Revisiting Causal Reasoning in Language Models through Controlled Synthetic Worlds
Abstract
Evidence on whether LLMs can reason causally remains mixed, partly because existing benchmarks either allow retrieval-based shortcuts from pretraining or rely on in-context synthetic stories that are weakly aligned with how models acquire knowledge. We present a controlled synthetic-world benchmark that mirrors LLMs’ training setting: we generate a causal world with known DAG structure and Boolean mechanisms, textualize it into demonstrations, and fine-tune LLMs before evaluat- ing them on three task families (simple prediction, L1 associational reasoning, and L2 interventional reasoning). Unlike prior benchmarks, our framework provides training observations from a structural causal model, enabling identification of specific causal reasoning abilities as the training dataset mix is changed. Across experiments, models learn individual causal mechanisms and can generalize to shifted distributions when some examples from those distributions are seen during training.
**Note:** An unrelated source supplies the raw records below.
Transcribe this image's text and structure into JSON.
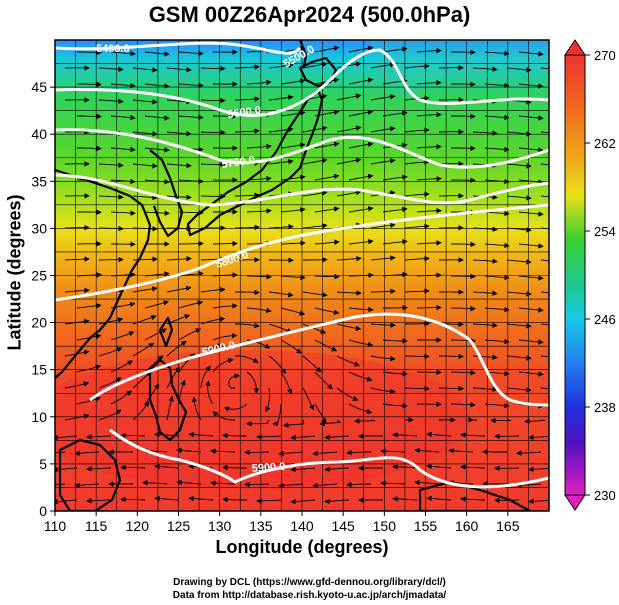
{
  "title": "GSM 00Z26Apr2024 (500.0hPa)",
  "map": {
    "xlabel": "Longitude (degrees)",
    "ylabel": "Latitude  (degrees)",
    "lon_range": [
      110,
      170
    ],
    "lat_range": [
      0,
      50
    ],
    "lon_ticks": [
      "110",
      "115",
      "120",
      "125",
      "130",
      "135",
      "140",
      "145",
      "150",
      "155",
      "160",
      "165"
    ],
    "lat_ticks": [
      "0",
      "5",
      "10",
      "15",
      "20",
      "25",
      "30",
      "35",
      "40",
      "45"
    ],
    "shaded_field_range": [
      230,
      270
    ],
    "colorbar_ticks": [
      "270",
      "262",
      "254",
      "246",
      "238",
      "230"
    ],
    "contour_labels": [
      "5400.0",
      "5500.0",
      "5600.0",
      "5700.0",
      "5800.0",
      "5900.0",
      "5900.0",
      "5900.0"
    ],
    "overlay": "streamlines with arrows, white height contours, black coastlines, lat-lon grid"
  },
  "credits": {
    "line1": "Drawing by DCL (https://www.gfd-dennou.org/library/dcl/)",
    "line2": "Data from http://database.rish.kyoto-u.ac.jp/arch/jmadata/"
  }
}
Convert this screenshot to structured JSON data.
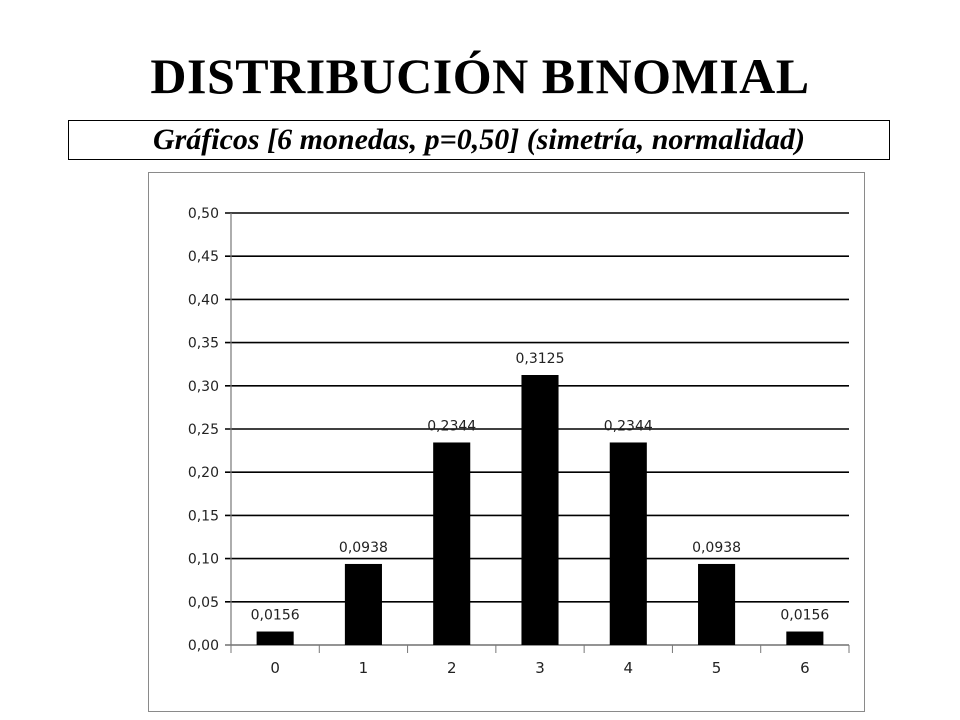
{
  "title": "DISTRIBUCIÓN BINOMIAL",
  "subtitle": "Gráficos [6 monedas, p=0,50] (simetría, normalidad)",
  "chart_data": {
    "type": "bar",
    "categories": [
      "0",
      "1",
      "2",
      "3",
      "4",
      "5",
      "6"
    ],
    "values": [
      0.0156,
      0.0938,
      0.2344,
      0.3125,
      0.2344,
      0.0938,
      0.0156
    ],
    "data_labels": [
      "0,0156",
      "0,0938",
      "0,2344",
      "0,3125",
      "0,2344",
      "0,0938",
      "0,0156"
    ],
    "y_ticks": [
      "0,00",
      "0,05",
      "0,10",
      "0,15",
      "0,20",
      "0,25",
      "0,30",
      "0,35",
      "0,40",
      "0,45",
      "0,50"
    ],
    "ylim": [
      0,
      0.5
    ],
    "grid": true,
    "legend": "none",
    "bar_color": "#000000"
  }
}
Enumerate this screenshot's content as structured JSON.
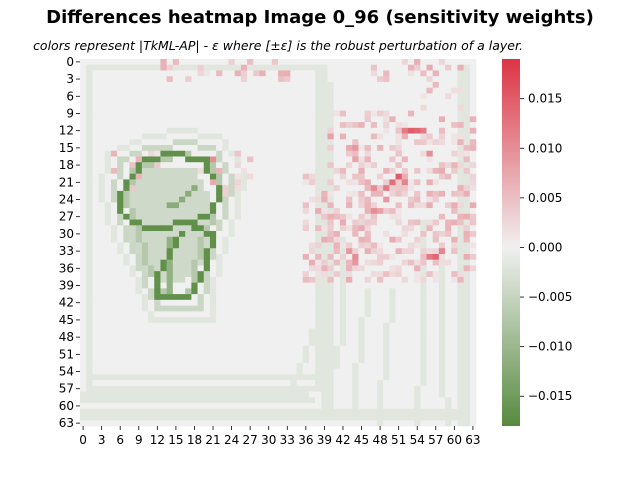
{
  "chart_data": {
    "type": "heatmap",
    "title": "Differences heatmap Image 0_96 (sensitivity weights)",
    "subtitle": "colors represent |TkML-AP| - ε where [±ε] is the robust perturbation of a layer.",
    "rows": 64,
    "cols": 64,
    "x_ticks": [
      "0",
      "3",
      "6",
      "9",
      "12",
      "15",
      "18",
      "21",
      "24",
      "27",
      "30",
      "33",
      "36",
      "39",
      "42",
      "45",
      "48",
      "51",
      "54",
      "57",
      "60",
      "63"
    ],
    "y_ticks": [
      "0",
      "3",
      "6",
      "9",
      "12",
      "15",
      "18",
      "21",
      "24",
      "27",
      "30",
      "33",
      "36",
      "39",
      "42",
      "45",
      "48",
      "51",
      "54",
      "57",
      "60",
      "63"
    ],
    "colorbar": {
      "min": -0.018,
      "max": 0.019,
      "ticks": [
        "0.015",
        "0.010",
        "0.005",
        "0.000",
        "−0.005",
        "−0.010",
        "−0.015"
      ],
      "tick_values": [
        0.015,
        0.01,
        0.005,
        0.0,
        -0.005,
        -0.01,
        -0.015
      ],
      "colors": {
        "negative": "#578a3f",
        "zero": "#f0f0f0",
        "positive": "#dc3545"
      }
    },
    "background_value": 0.0,
    "regions_approx": [
      {
        "desc": "digit outline strokes",
        "value": -0.017
      },
      {
        "desc": "digit inner halo",
        "value": -0.007
      },
      {
        "desc": "outer halos and frame lines",
        "value": -0.002
      },
      {
        "desc": "right-side positive speckles",
        "value": 0.004
      },
      {
        "desc": "strong positive hotspots",
        "value": 0.015
      }
    ]
  }
}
However, they struggle to compose novel causal chains, generalize to new scenario structures, and transfer knowledge across related tasks. These results suggest that current LLMs internalize local causal information without forming an accurate internal causal model. Our results help explain prior mixed findings: current LLMs, trained on large and diverse training data, can achieve improved performance on many benchmarks, but systematic generalization beyond seen distributions remains limited.